すると、どうだ。目を覚ますと目の前に綺麗な顔―――赤城課長が俺を覗き込んでいた! びっくりした俺は跳ね起きたが熱でクラクラしてしまい、恐れ多くも赤城課長の胸に飛び込んでしまった!
「か、課長!! すすすすすみません!!!」
慌てた俺はこれ以上触れないようにと、体を仰け反る。しかし、赤城課長は気にも止めず、俺の頭を胸に抱いた。ブーッ! マジでなんなんですか!? は、鼻血出そう……。刺激が強すぎる……。俺が鼻を押さえていると赤城課長がクスリと笑った。
「こうしていると、青井が赤ちゃんみたいね?」
「お、俺……大人ですよ……」
恥ずかしさに内心悶えていると、「ぐぅ」とお腹の虫が鳴いた。
「ふふっ。お腹空いたのね。台所借りるわ。何か作ってきてあげる」
「そんなっ。課長のお手を煩わすなんて……!」
「いいから。横になっておきなさい」
台所の方へ去っていく課長の後ろ姿を見送りながら、息を吐く。確かに赤城課長の言うとおりだ。体が怠くて力が入りずらい。ここは、甘えさせてもらって腕時計の件を含め、今度お礼をちゃんとしなきゃ。決意を新たに胸に秘めたが、ベッドに横になるともうだめだった。眠い……。
「……い。………青井。…………青井」
「んぁっ!」
「青井、目が覚めた? お粥出来たわよ。食べれそう?」
「あ、ふぁい。らいじょーぶれふ」
「ふふっ。寝ぼけてる?」
寝ぼけてなんて――――って、課長!? 夢じゃないの!?
「わわっ! か、課長! すみません! 寝てました!!」
「何言ってるの。病人なんだから寝るのは当たり前でしょう。それより―――お粥。作ったから食べなさい。―――はい、あーん」
「いやいやいや! じ、自分で食べれますから!」
――――と、こんな感じで回想終了かな。冒頭に戻ると課長に笑顔でご飯を食べさせられている。うぅっ。彼女なしの人間からすると、かなりご褒美です! って!! 何言ってんだ。課長は黒部さんの恋人なんだぞ!? 食べさせてもらうなんてもっての他だし、何より家にいるなんて―――。
「――――なんで、課長がうちにいるんですか!?」
「何よ今さら。いいじゃない、別に」
「いやいやいや! 仕事はどうしたんですか? ―――って、もう夜の10時!?」
嘘だろ……。俺、1日の大半寝て過ごしてたの!?
「仕事引けて来たに決まってるじゃない」
落ち着いた様子の赤城課長とは違い、俺はそれでもあたふたしてしまう。
「だって、課長……恋人いるじゃないですか! 恋人以外の男の家に上がっちゃ駄目ですよ!」
「なんで駄目なの?」
「ええっ!? な、なんで駄目って……そ、そりゃ恋人に悪いですし………俺だったら嫌ですもん!」
もん! ってなんだよ!! 俺はそっちの方が身の毛がよだって気持ち悪いわ! 課長なんて、呆気にとられた表情をしたあと、笑い出した。な、何が面白いんだ? ………わかった! 俺と黒部さんが険悪ムードになるのが今から楽しみなんだな!? そうは、させるか!

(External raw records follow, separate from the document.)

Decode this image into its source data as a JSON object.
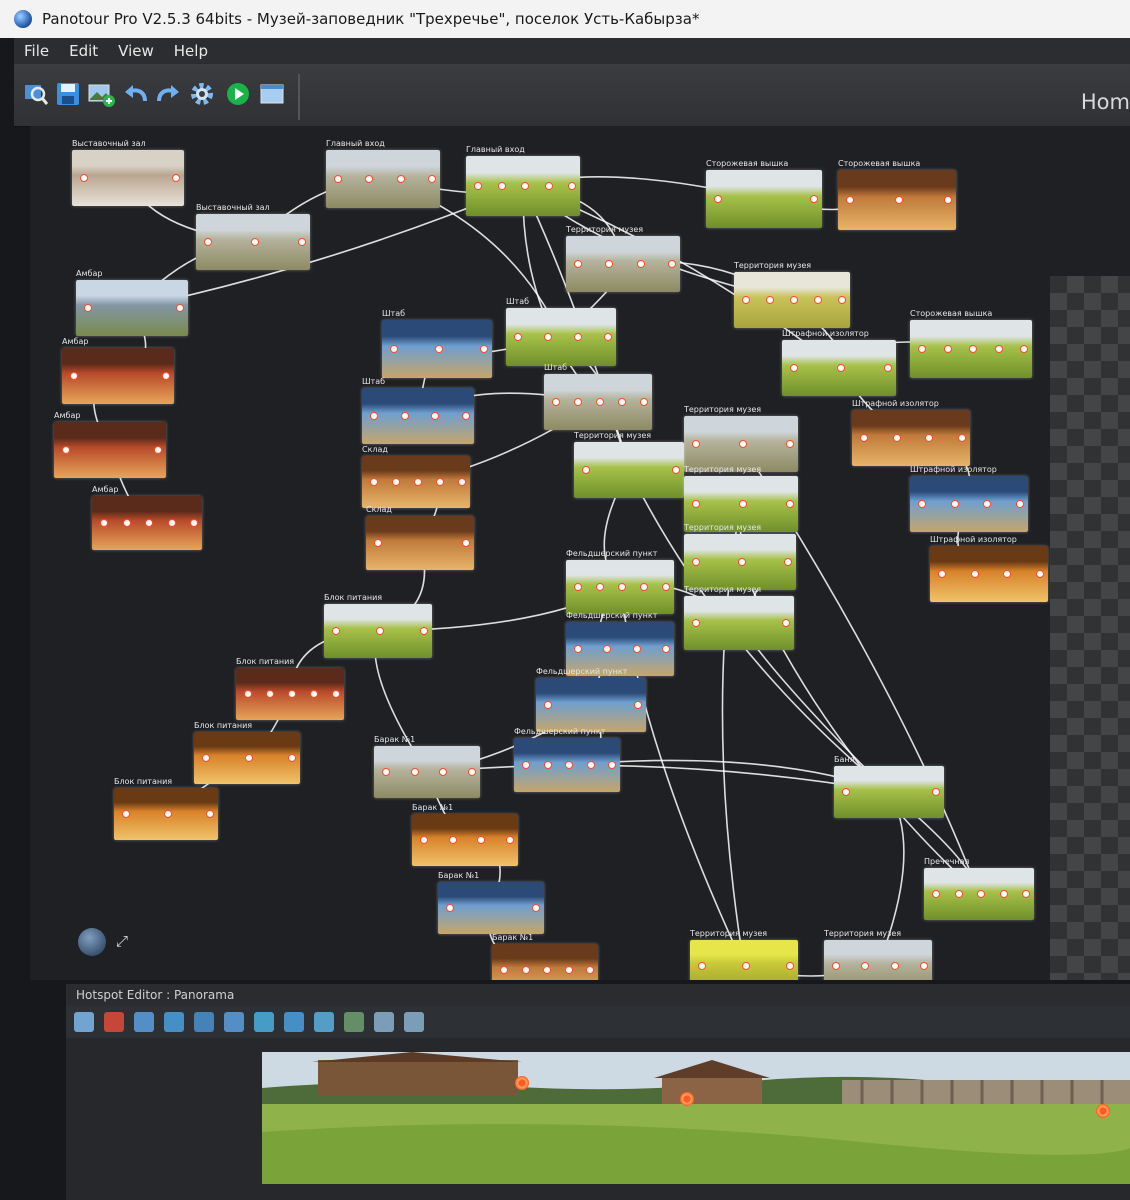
{
  "window": {
    "title": "Panotour Pro V2.5.3 64bits - Музей-заповедник \"Трехречье\", поселок Усть-Кабырза*"
  },
  "menu": [
    "File",
    "Edit",
    "View",
    "Help"
  ],
  "toolbar": {
    "buttons": [
      {
        "icon": "search-icon"
      },
      {
        "icon": "save-icon"
      },
      {
        "icon": "add-panorama-icon"
      },
      {
        "icon": "undo-icon"
      },
      {
        "icon": "redo-icon"
      },
      {
        "icon": "gear-icon"
      },
      {
        "icon": "play-icon"
      },
      {
        "icon": "window-icon"
      }
    ],
    "home_label": "Hom"
  },
  "graph": {
    "nodes": [
      {
        "id": "n1",
        "title": "Выставочный зал",
        "palette": "interior-light"
      },
      {
        "id": "n2",
        "title": "Выставочный зал",
        "palette": "field-cloudy"
      },
      {
        "id": "n3",
        "title": "Главный вход",
        "palette": "field-cloudy"
      },
      {
        "id": "n4",
        "title": "Главный вход",
        "palette": "field-green"
      },
      {
        "id": "n5",
        "title": "Сторожевая вышка",
        "palette": "field-green"
      },
      {
        "id": "n6",
        "title": "Сторожевая вышка",
        "palette": "interior-wood"
      },
      {
        "id": "n7",
        "title": "Территория музея",
        "palette": "field-cloudy"
      },
      {
        "id": "n8",
        "title": "Территория музея",
        "palette": "field-yellow"
      },
      {
        "id": "n9",
        "title": "Амбар",
        "palette": "field-blue"
      },
      {
        "id": "n10",
        "title": "Штаб",
        "palette": "interior-blue"
      },
      {
        "id": "n11",
        "title": "Штаб",
        "palette": "field-green"
      },
      {
        "id": "n12",
        "title": "Сторожевая вышка",
        "palette": "field-green"
      },
      {
        "id": "n13",
        "title": "Амбар",
        "palette": "interior-red"
      },
      {
        "id": "n14",
        "title": "Штрафной изолятор",
        "palette": "field-green"
      },
      {
        "id": "n15",
        "title": "Штаб",
        "palette": "interior-blue"
      },
      {
        "id": "n16",
        "title": "Штаб",
        "palette": "field-cloudy"
      },
      {
        "id": "n17",
        "title": "Амбар",
        "palette": "interior-red"
      },
      {
        "id": "n18",
        "title": "Территория музея",
        "palette": "field-cloudy"
      },
      {
        "id": "n19",
        "title": "Штрафной изолятор",
        "palette": "interior-wood"
      },
      {
        "id": "n20",
        "title": "Склад",
        "palette": "interior-wood"
      },
      {
        "id": "n21",
        "title": "Территория музея",
        "palette": "field-green"
      },
      {
        "id": "n22",
        "title": "Территория музея",
        "palette": "field-green"
      },
      {
        "id": "n23",
        "title": "Штрафной изолятор",
        "palette": "interior-blue"
      },
      {
        "id": "n24",
        "title": "Амбар",
        "palette": "interior-red"
      },
      {
        "id": "n25",
        "title": "Склад",
        "palette": "interior-wood"
      },
      {
        "id": "n26",
        "title": "Территория музея",
        "palette": "field-green"
      },
      {
        "id": "n27",
        "title": "Штрафной изолятор",
        "palette": "interior-orange"
      },
      {
        "id": "n28",
        "title": "Фельдшерский пункт",
        "palette": "field-green"
      },
      {
        "id": "n29",
        "title": "Территория музея",
        "palette": "field-green"
      },
      {
        "id": "n30",
        "title": "Блок питания",
        "palette": "field-green"
      },
      {
        "id": "n31",
        "title": "Фельдшерский пункт",
        "palette": "interior-blue"
      },
      {
        "id": "n32",
        "title": "Блок питания",
        "palette": "interior-red"
      },
      {
        "id": "n33",
        "title": "Фельдшерский пункт",
        "palette": "interior-blue"
      },
      {
        "id": "n34",
        "title": "Блок питания",
        "palette": "interior-orange"
      },
      {
        "id": "n35",
        "title": "Барак №1",
        "palette": "field-cloudy"
      },
      {
        "id": "n36",
        "title": "Фельдшерский пункт",
        "palette": "interior-blue"
      },
      {
        "id": "n37",
        "title": "Баня",
        "palette": "field-green"
      },
      {
        "id": "n38",
        "title": "Блок питания",
        "palette": "interior-orange"
      },
      {
        "id": "n39",
        "title": "Барак №1",
        "palette": "interior-orange"
      },
      {
        "id": "n40",
        "title": "Пречечная",
        "palette": "field-green"
      },
      {
        "id": "n41",
        "title": "Барак №1",
        "palette": "interior-blue"
      },
      {
        "id": "n42",
        "title": "Территория музея",
        "palette": "field-yellow-bright"
      },
      {
        "id": "n43",
        "title": "Территория музея",
        "palette": "field-cloudy"
      },
      {
        "id": "n44",
        "title": "Барак №1",
        "palette": "interior-wood"
      }
    ]
  },
  "palettes": {
    "interior-light": [
      "#d8d1c6",
      "#b9a690",
      "#e9e3da"
    ],
    "field-cloudy": [
      "#cfd6db",
      "#b4b39c",
      "#8d8a63"
    ],
    "field-green": [
      "#dfe4e7",
      "#a7c24a",
      "#6f8f2a"
    ],
    "interior-wood": [
      "#6a3a1c",
      "#c07a3a",
      "#e7b56a"
    ],
    "field-yellow": [
      "#e7e6d9",
      "#c9c35a",
      "#a8a33a"
    ],
    "field-blue": [
      "#c9d6e4",
      "#8496a3",
      "#7a8a4c"
    ],
    "interior-blue": [
      "#2b4a78",
      "#6f9fd0",
      "#c7a56a"
    ],
    "interior-red": [
      "#5a2a1a",
      "#b84a2a",
      "#e7a55a"
    ],
    "interior-orange": [
      "#6a3a14",
      "#d8822a",
      "#f0c46a"
    ],
    "field-yellow-bright": [
      "#e6e64a",
      "#c8c83a",
      "#9aa02a"
    ]
  },
  "hotspot_editor": {
    "title": "Hotspot Editor : Panorama",
    "tools": [
      "move-icon",
      "select-icon",
      "polygon-icon",
      "photo-hotspot-icon",
      "video-hotspot-icon",
      "text-hotspot-icon",
      "zoom-icon",
      "point-icon",
      "add-point-icon",
      "image-icon",
      "picture-icon",
      "picture-add-icon"
    ]
  },
  "colors": {
    "accent_hotspot": "#ff4a2a",
    "link_line": "#ffffff",
    "canvas_bg": "#1f2024"
  }
}
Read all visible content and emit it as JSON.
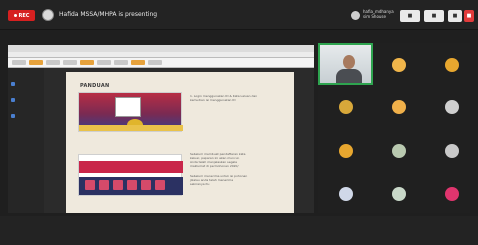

「恋人も何も私に恋人なんていないわよ? あなたが目撃者じゃない」
「あのですね、浮気相手なら他を――――なんて言いました?」
「だから、恋人はいないって言ったのよ」
「こ、恋人いないんですか?」
「ええ。あなたが一番知ってるじゃない」
「だ、だって、黒部さんが転勤してきた当初ご飯行ったりとかしてましたし」
「相談したいことがあるって何度か食事に行ったけどそれだけよ?」
「く、黒部さんが俺に意味深な態度とったり」
「ああ。あれね。なにか知らないけど、あなたをからかうのが好きらしいのよ。彼」
「昨日なんて―――元カレさんとキキキス! してたじゃないですか」
「み、見てたの? 嫌だわ………あいつ、待ち伏せしてていきなり抱き締めてきたのよ。振りほどこうとしても結構強い力だったから思わずこっちも力んじゃったわ」
あれって嬉しかったんじゃなく、力んでたの? めっちゃ嫌がってんじゃん。
「―――それでそのあと、あいつキスしてきたのよ。あまりに気持ち悪いからおもいっきり殴ってやったらすごくスッキリしたわ!」
「………そ、そうだったんですか」
マジか……全部俺の勘違いだったってこと? なんだよ……。悪態を吐きつつ、ホッとする自分がいた。ん? ホッと?
「それにしても―――」
こちらをニヤニヤしながら見つめてくる視線に思わず身じろぎしてしまう。
「何ですか?」
「そんなに私に恋人がいなくて嬉しかったのかしら?」
「へっ!?」
「だって、口元がすごくニヨニヨして、忙しないわよ?」
バッと手で口元を覆う。マジか! そんなにわかりやすかったか? 俺……。
「ねえ………なんでそんなに嬉しそうなの?」
「なんでって―――」
そこでタイミング良く、ピンポーンとインターホンが鳴った。二人の距離が自然と近づいていたらしく、同時に慌てて距離を取った。あっぶな! あと数十センチでキスできる距離じゃん。気はずかしさを隠すように玄関へ向かい、ドアを開けた。この時、ちゃんと確認してから出れば良かったと後悔することとなる。
だって、そこにいたのは―――。
「ヤッホー。気分はどう? 青井君」
俺の同期で唯一仲が良い女の子―――黄梨未玖だったのだから。